Two different levels of parasites took their chance to live off me. First, female mosquitoes sucked up my blood and used its protein to manufacture their eggs. So that the blood did not congeal, they injected their saliva into my bloodstream. It was down these channels of saliva that the malarial parasites swarmed, streaming from one host into the next. As the jungle was to me, I became an entire ecosystem for these microscopic beings.
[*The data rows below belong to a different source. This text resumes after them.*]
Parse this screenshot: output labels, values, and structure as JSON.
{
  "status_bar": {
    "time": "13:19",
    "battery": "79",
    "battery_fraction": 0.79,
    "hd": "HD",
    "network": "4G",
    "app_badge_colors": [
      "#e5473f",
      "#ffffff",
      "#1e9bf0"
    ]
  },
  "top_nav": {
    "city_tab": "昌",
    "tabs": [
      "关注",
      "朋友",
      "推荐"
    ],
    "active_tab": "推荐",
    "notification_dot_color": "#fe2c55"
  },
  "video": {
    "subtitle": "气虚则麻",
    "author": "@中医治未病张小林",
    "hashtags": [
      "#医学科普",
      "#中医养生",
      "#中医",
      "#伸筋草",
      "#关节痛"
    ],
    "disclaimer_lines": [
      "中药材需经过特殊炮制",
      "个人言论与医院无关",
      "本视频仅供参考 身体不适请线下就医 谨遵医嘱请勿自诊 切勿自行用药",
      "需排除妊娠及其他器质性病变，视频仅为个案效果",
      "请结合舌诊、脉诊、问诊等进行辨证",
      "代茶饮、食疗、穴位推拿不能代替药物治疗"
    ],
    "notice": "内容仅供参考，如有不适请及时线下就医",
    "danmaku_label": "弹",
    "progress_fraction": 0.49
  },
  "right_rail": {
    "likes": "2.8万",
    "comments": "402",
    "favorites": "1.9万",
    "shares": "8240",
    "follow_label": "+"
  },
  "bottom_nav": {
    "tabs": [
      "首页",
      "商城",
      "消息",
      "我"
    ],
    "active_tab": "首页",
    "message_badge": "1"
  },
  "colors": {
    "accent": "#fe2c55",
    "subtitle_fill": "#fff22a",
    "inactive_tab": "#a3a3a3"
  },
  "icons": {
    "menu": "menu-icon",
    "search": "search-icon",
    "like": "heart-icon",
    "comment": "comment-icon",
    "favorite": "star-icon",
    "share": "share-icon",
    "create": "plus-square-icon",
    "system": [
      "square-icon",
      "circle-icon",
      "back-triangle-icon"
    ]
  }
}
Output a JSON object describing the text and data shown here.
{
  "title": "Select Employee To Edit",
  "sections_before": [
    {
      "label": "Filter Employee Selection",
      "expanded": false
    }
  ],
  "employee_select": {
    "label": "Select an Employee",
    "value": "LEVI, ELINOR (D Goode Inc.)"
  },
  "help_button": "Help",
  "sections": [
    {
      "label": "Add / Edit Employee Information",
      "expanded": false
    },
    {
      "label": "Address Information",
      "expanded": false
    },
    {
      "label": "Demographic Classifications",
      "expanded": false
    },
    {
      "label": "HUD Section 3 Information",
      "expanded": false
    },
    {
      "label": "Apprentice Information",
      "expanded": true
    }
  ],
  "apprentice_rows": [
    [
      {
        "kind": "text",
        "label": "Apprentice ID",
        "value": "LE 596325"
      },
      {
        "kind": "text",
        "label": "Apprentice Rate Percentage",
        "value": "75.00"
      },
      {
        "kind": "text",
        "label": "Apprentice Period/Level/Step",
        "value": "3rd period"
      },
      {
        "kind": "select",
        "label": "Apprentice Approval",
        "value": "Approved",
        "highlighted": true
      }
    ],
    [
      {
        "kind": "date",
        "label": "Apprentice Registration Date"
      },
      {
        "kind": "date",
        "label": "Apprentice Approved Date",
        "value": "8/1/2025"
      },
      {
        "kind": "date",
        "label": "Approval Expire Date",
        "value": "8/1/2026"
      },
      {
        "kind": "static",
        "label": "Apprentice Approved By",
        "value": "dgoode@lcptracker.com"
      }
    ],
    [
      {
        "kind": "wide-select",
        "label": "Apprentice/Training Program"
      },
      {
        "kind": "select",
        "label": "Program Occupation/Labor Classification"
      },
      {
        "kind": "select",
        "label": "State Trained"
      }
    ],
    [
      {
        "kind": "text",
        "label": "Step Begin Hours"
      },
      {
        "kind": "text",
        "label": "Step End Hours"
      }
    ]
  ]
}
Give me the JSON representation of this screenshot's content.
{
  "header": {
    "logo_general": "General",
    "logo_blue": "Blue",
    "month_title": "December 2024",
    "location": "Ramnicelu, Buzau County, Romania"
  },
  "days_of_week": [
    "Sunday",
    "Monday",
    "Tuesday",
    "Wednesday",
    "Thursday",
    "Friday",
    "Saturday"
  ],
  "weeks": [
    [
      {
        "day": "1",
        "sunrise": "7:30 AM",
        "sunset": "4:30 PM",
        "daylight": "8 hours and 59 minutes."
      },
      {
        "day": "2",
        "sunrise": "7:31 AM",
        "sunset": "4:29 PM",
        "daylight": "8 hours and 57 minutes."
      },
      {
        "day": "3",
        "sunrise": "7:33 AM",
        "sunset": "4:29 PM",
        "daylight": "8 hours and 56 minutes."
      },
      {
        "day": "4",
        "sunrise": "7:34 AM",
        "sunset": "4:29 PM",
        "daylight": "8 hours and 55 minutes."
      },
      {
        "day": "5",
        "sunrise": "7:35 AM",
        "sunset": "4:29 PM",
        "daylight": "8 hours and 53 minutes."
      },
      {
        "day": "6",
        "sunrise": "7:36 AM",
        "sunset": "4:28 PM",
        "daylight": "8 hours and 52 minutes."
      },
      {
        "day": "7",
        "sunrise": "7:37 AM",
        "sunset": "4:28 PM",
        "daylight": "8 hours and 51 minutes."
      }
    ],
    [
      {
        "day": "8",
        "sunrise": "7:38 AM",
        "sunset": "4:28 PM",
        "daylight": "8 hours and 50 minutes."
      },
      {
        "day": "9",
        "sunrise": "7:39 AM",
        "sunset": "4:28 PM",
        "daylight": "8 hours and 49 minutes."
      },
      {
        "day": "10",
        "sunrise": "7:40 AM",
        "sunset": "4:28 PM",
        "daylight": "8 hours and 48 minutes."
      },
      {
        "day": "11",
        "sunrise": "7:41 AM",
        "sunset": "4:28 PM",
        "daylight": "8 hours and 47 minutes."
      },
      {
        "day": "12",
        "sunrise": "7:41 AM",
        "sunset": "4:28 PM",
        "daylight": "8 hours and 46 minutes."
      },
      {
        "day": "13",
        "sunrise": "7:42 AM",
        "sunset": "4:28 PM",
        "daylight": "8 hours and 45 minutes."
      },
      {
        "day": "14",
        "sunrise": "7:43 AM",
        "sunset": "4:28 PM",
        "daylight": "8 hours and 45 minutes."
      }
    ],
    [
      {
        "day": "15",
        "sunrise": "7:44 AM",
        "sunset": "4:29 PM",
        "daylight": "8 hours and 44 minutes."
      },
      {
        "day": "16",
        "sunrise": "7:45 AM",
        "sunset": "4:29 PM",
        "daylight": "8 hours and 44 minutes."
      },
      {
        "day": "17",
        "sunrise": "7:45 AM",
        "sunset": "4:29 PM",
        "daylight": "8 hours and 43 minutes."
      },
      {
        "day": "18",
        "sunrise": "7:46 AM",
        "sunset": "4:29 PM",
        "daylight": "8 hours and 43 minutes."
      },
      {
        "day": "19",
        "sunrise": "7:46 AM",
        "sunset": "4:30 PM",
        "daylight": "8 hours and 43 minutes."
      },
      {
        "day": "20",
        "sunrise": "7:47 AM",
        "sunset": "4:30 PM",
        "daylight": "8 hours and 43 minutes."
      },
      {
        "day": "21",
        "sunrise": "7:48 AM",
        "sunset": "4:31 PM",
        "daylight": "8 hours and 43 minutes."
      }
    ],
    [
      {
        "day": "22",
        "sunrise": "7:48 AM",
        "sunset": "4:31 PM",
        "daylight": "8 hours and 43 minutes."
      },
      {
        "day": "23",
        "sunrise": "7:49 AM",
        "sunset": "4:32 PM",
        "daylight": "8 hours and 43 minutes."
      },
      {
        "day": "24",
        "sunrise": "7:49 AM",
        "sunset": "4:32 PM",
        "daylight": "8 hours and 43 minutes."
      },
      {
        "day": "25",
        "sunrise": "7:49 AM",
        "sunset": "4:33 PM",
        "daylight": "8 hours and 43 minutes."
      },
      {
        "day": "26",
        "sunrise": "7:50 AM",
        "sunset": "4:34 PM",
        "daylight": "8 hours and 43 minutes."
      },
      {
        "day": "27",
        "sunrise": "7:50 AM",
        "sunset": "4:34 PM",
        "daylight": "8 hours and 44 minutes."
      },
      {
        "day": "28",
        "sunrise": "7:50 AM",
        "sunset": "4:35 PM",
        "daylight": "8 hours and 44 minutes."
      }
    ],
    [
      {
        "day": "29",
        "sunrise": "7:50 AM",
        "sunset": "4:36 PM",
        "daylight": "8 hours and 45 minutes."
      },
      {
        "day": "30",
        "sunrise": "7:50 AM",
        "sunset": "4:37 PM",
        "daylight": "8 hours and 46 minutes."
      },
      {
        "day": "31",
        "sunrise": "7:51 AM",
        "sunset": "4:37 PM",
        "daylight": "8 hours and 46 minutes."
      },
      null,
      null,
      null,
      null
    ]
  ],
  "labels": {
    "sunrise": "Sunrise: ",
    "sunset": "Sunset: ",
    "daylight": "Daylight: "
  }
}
Back home in the deserts of New Mexico they made their presence felt. After nine weeks, an ache started in my shoulder that would soon cripple me with pain. Hours later, malarial parasites stormed out of their incubation in my liver and annexed my bloodstream, gobbling up red cells and sending my body into its first spell of tremors. It was easy to diagnose, since I’d already watched my companion from the trip go through four weeks of suffering with the disease. My symptoms ranged from chills, accompanied by almost spasmodic shaking, to high fever. And then there were the more delicate symptoms, like hypersensitivity to smell — I could detect tea leaves on their way to the pot from across the room.

Medicine countered the malaria, but a secondary streptococcus infection of my blood raged unchecked till I’d spent days on a hospital’s IV drip. I didn’t need ayahuasca anymore. Close to death, I could shut my eyes and trip off on out-of-body experiences whenever I wanted to. I later heard the shaman ascribe the illness to a shamanic attack on himself that he had diverted to enter me.

Maybe so. Or maybe that’s as much nonsense as his malarial advice.

The malaria parasite came with me to New Mexico and died there. My visit to the Amazon nearly extinguished me. That’s the wonder of travel. It teaches us the beauty and safety of home.